The quote is proffered as though Madison were writing against anarchists or others who proposed to abolish the State. This is not the case. Madison was a product of his times, and simply assumed that there would always be a State. He was not arguing for increasing the powers of the State against those who were trying to eliminate the State; Madison was arguing for diminishing the powers of the State, and checking them, balancing them, so that they would not expand uncontrollably. Ironically, Madison’s overall point was not that the government can be trusted (as opposed to the depraved masses), or even that the government was a necessity, but the reverse: that “power corrupts,” and the People must fashion a government with sufficient checks and balances to oblige the government to control itself.
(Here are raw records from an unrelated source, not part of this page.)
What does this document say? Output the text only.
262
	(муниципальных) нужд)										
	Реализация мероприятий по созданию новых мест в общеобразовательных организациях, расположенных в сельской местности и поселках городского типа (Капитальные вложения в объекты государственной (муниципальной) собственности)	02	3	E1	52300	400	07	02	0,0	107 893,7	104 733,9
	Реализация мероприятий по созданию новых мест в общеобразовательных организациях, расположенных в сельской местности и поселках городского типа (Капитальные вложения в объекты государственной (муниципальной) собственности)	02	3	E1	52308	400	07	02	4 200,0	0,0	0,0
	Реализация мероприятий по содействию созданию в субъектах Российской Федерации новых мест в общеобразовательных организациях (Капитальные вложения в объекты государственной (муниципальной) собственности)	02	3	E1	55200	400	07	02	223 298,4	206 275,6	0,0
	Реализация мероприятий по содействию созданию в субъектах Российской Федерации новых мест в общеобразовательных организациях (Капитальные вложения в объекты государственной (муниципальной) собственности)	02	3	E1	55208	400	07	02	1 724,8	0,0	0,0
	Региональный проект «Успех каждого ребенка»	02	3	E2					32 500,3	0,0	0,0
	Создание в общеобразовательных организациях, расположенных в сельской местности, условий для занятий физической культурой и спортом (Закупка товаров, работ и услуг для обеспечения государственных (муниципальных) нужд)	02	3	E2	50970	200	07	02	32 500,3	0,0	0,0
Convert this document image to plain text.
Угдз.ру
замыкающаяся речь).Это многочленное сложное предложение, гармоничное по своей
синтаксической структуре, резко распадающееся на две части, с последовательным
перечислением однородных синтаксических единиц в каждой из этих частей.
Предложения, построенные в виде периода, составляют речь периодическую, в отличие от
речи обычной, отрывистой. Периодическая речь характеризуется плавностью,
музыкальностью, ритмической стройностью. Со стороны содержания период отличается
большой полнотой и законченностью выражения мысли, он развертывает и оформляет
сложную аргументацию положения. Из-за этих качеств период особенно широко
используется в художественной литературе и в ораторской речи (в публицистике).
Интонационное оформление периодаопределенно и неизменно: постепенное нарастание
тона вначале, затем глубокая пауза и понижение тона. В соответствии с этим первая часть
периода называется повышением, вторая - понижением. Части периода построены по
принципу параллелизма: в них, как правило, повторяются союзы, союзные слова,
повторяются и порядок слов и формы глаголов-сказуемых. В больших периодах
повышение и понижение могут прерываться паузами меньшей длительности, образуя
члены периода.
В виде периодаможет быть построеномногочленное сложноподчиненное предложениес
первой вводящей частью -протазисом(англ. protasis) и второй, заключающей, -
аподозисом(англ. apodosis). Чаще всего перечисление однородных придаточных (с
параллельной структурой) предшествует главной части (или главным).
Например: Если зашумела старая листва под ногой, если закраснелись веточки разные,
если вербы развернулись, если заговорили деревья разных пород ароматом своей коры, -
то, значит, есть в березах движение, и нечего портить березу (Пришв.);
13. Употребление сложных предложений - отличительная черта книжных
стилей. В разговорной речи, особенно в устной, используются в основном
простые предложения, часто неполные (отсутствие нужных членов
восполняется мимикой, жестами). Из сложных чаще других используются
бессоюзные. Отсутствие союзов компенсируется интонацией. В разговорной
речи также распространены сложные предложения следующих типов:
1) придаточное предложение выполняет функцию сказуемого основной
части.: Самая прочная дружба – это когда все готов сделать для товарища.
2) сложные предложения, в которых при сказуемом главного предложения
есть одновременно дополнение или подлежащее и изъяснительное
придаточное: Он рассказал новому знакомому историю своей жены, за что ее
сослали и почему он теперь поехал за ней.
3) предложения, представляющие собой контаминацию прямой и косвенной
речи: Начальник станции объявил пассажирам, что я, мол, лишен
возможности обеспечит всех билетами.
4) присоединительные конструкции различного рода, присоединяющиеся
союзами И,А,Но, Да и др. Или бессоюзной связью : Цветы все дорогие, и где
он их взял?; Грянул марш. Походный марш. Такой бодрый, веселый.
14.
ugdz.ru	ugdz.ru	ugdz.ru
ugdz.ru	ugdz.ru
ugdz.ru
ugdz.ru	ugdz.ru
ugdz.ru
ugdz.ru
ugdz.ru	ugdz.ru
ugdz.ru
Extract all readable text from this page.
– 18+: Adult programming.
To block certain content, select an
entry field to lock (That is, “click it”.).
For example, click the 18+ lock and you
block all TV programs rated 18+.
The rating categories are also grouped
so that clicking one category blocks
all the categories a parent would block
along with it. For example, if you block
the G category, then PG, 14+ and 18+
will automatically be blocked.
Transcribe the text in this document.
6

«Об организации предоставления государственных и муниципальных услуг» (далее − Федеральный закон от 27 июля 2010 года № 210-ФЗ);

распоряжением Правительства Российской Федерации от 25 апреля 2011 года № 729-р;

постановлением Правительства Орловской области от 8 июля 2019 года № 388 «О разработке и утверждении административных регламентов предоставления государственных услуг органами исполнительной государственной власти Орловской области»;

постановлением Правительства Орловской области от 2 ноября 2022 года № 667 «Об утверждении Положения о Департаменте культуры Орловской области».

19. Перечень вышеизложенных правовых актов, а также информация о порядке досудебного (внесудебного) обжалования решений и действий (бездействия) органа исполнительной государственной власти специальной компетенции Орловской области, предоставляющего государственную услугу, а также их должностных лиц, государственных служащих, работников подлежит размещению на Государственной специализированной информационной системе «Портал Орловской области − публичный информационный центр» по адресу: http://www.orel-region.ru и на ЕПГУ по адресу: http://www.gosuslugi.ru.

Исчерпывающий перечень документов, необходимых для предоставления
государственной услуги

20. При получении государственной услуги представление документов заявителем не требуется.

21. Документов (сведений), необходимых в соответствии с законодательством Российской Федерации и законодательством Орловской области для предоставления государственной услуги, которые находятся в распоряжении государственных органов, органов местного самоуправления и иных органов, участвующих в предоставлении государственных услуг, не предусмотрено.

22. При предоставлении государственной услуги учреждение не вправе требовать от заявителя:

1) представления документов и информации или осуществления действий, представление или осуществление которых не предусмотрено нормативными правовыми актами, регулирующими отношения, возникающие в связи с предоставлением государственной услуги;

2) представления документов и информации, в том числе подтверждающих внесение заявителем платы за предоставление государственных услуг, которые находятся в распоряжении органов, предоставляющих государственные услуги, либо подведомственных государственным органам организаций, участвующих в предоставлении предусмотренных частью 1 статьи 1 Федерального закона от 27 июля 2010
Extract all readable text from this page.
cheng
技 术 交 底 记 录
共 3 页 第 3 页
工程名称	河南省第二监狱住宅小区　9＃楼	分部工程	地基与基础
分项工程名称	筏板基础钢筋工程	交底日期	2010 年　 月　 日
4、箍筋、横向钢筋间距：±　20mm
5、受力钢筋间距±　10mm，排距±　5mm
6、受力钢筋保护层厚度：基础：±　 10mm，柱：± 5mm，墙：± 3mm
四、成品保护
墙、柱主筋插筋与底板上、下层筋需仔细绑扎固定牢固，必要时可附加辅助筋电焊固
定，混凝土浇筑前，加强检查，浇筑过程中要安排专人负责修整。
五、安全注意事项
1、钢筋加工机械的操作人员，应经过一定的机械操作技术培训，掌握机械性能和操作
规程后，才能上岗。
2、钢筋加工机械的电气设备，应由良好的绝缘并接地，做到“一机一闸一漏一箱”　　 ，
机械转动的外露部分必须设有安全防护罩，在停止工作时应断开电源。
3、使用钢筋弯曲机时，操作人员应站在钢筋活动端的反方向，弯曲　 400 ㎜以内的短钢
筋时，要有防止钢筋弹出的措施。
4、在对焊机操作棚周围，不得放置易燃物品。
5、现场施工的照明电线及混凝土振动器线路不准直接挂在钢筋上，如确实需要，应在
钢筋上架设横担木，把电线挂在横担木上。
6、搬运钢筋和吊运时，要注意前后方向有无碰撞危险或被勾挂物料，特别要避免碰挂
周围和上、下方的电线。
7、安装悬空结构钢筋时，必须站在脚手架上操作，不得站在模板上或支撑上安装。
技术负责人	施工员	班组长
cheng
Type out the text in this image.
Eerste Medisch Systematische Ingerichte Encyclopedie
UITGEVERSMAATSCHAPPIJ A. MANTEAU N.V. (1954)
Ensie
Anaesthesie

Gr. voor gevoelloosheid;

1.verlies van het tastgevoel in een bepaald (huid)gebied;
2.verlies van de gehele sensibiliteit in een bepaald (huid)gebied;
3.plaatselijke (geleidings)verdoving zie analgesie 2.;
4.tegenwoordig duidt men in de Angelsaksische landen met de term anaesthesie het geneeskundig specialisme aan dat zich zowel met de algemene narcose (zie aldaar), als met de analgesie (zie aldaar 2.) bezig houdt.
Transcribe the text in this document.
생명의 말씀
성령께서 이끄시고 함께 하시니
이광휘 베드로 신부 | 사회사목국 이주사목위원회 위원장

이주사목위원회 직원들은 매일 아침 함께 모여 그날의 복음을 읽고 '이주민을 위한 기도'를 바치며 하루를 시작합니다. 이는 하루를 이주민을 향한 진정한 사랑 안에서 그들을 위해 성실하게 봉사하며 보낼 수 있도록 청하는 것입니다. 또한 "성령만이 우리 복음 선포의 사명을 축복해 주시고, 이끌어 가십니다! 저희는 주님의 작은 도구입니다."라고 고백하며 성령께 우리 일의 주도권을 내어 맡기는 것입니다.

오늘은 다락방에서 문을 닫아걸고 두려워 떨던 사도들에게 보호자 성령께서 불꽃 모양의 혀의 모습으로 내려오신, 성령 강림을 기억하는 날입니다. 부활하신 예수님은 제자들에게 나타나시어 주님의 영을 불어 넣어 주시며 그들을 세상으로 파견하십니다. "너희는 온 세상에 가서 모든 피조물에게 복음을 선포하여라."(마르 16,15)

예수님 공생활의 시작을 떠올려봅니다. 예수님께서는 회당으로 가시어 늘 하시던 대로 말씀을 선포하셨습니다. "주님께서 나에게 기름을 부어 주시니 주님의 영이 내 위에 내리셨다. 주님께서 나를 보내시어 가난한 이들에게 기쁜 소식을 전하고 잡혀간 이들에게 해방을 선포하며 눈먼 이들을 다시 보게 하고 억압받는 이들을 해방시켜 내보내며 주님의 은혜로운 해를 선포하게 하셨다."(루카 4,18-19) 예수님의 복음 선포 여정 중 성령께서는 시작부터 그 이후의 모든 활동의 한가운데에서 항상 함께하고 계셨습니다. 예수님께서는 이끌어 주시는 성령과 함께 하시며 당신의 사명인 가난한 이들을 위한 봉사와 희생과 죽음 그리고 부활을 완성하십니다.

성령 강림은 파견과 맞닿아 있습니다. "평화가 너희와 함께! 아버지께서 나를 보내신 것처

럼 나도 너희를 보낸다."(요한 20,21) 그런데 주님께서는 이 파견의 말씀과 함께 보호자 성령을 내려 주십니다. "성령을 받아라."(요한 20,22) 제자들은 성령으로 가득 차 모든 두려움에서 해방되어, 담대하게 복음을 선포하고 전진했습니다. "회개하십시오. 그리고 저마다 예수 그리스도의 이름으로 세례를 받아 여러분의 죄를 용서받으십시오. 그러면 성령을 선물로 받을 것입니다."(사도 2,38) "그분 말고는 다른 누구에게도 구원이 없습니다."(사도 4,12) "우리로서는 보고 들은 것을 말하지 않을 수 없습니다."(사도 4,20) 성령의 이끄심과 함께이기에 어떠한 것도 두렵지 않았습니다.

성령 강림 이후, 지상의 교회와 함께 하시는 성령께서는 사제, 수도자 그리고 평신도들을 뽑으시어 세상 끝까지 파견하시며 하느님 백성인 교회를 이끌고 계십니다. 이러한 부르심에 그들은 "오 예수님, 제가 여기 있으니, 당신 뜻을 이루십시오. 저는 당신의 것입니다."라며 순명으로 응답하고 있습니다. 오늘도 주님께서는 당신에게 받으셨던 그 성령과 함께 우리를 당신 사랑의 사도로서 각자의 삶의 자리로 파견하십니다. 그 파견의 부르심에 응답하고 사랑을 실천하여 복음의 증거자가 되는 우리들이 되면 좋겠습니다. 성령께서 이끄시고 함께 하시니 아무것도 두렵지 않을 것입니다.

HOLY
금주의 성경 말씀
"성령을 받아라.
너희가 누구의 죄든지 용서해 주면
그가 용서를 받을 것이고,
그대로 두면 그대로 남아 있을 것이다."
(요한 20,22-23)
In short, Madison is saying in context, if men were angels we could trust the government; no checks and balances would be necessary.

A dependence on the people is, no doubt, the primary control on the government; but experience has taught mankind the necessity of auxiliary precautions.

Jefferson emphasized this same idea in his First Inaugural Address (1801):

Sometimes it is said that man cannot be trusted with the government of himself. Can he, then, be trusted with the government of others? Or have we found angels in the forms of kings to govern him? Let history answer this question. [Bergh 3:320]

The Calvinist-sounding doctrine of “the depravity of man” is our presupposition. No man or men can be trusted with a monopoly of institutionalized force.

The State is without equal. The State can destroy any foe, and in a nuclear age, the State can destroy the planet. The State today is a monopoly of undreamed of violence. Updating Madison, Anarcho-capitalists are quick to respond:

If men are devils we dare not have a government.

But without a State to control the people, won’t the masses break out into lawlessness and violence?

They are more likely to do so if the society officially and publicly legitimizes force, which is what society does when it creates the State, which then models violence as an ethically legitimate response to the frustrations of life.

The Founding Fathers were virtually unanimous in their belief that the State was dangerous and could not inculcate virtue and self-control: this was the job of religion. The more we fear crime, the more we should strengthen those institutions of Gospel morality, and denounce the State, the Mafia, and all others who initiate force or violence.